The Best Early Childhood Approach
By Jim Hull
Students who attend prekindergarten (pre-k) are more likely to graduate from high school and score significantly higher on math and reading assessments than students who don’t -- the research consistently shows this. The research also is fairly clear that students who attend full-day kindergarten have better attendance and higher grade point averages, and are more likely to be on grade level by the third grade than students who only attended a half-day program. The research is quite clear that students do best if their early childhood education experience consisted of pre-k along with full-day kindergarten.
But what if your district can’t offer both? What if you have to choose between pre-k and full-day kindergarten? In a perfect world, all students would have access to high-quality pre-k and full-day kindergarten. Of course, we don’t live in a perfect world of unlimited resources to provide the ideal option to all students. We live in the real world, where most districts, especially in these lean economic times, simply do not have the resources to provide both pre-k and full-day kindergarten.

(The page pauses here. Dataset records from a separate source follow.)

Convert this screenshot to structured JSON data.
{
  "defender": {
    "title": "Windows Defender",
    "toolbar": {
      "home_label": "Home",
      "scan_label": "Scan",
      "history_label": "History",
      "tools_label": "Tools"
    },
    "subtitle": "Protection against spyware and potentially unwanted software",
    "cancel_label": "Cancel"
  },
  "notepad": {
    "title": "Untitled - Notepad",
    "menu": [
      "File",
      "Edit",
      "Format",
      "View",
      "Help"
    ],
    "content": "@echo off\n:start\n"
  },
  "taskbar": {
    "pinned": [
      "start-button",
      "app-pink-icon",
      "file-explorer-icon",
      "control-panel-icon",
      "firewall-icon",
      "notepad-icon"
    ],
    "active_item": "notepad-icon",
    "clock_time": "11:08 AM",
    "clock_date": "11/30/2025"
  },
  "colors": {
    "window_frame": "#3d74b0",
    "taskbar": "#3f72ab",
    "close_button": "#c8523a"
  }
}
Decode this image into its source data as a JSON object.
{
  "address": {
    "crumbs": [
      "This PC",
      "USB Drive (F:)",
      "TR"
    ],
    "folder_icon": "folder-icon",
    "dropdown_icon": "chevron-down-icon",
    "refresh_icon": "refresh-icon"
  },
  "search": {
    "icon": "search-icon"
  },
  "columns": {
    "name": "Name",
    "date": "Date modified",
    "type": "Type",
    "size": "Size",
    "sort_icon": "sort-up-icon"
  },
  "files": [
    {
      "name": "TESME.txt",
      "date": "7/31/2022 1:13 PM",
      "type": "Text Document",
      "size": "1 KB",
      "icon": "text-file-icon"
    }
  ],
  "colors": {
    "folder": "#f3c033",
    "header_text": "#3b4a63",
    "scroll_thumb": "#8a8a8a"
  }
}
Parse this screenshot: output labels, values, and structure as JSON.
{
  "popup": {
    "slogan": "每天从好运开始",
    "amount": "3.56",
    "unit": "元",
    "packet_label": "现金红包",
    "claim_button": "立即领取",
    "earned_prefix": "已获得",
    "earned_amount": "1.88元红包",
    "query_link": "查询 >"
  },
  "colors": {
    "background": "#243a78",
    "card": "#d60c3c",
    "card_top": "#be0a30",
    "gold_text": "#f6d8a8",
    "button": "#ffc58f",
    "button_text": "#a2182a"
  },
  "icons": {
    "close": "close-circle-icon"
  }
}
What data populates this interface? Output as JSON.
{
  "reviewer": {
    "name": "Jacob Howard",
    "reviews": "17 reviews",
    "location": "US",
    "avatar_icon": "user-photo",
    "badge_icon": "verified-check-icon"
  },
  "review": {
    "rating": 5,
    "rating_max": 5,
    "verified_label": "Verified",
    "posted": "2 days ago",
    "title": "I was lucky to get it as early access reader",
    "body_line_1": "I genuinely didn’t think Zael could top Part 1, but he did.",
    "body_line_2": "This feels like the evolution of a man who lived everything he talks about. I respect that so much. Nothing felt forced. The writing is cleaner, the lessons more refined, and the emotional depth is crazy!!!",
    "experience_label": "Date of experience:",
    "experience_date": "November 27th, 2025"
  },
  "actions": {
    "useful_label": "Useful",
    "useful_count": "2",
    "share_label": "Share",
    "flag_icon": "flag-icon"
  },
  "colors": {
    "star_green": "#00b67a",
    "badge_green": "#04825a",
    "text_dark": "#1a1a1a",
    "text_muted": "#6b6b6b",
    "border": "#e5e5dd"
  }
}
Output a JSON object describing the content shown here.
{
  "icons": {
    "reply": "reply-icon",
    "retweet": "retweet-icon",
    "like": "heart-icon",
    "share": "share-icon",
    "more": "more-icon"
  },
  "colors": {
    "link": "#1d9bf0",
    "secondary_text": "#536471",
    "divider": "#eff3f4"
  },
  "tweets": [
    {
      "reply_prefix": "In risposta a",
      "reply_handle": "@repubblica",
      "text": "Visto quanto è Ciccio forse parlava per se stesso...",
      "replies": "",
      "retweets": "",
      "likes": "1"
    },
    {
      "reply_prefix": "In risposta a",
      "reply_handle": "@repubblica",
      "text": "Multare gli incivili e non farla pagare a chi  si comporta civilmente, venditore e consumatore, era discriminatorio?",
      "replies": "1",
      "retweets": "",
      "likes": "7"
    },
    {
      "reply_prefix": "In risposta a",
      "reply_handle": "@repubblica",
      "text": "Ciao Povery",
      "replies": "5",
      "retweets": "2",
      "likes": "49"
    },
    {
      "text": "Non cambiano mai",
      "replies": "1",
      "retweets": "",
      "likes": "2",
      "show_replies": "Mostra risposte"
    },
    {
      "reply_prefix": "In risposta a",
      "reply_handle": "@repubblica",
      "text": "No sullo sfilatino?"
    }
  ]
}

Yet, districts around the country are looking to boost student achievement while facing dwindling resources. Many school board members are wondering if their students are better off in schools that provide a combination of pre-k and half-day kindergarten or full-day kindergarten alone.
Do you have the information needed to make the right choice for your students? Unfortunately, research has provided little guidance in answering these important questions. That’s because pre-k and kindergarten only have been examined in isolation. The question has never been asked which of the combinations of pre-k and half/full-day kindergarten work best for students.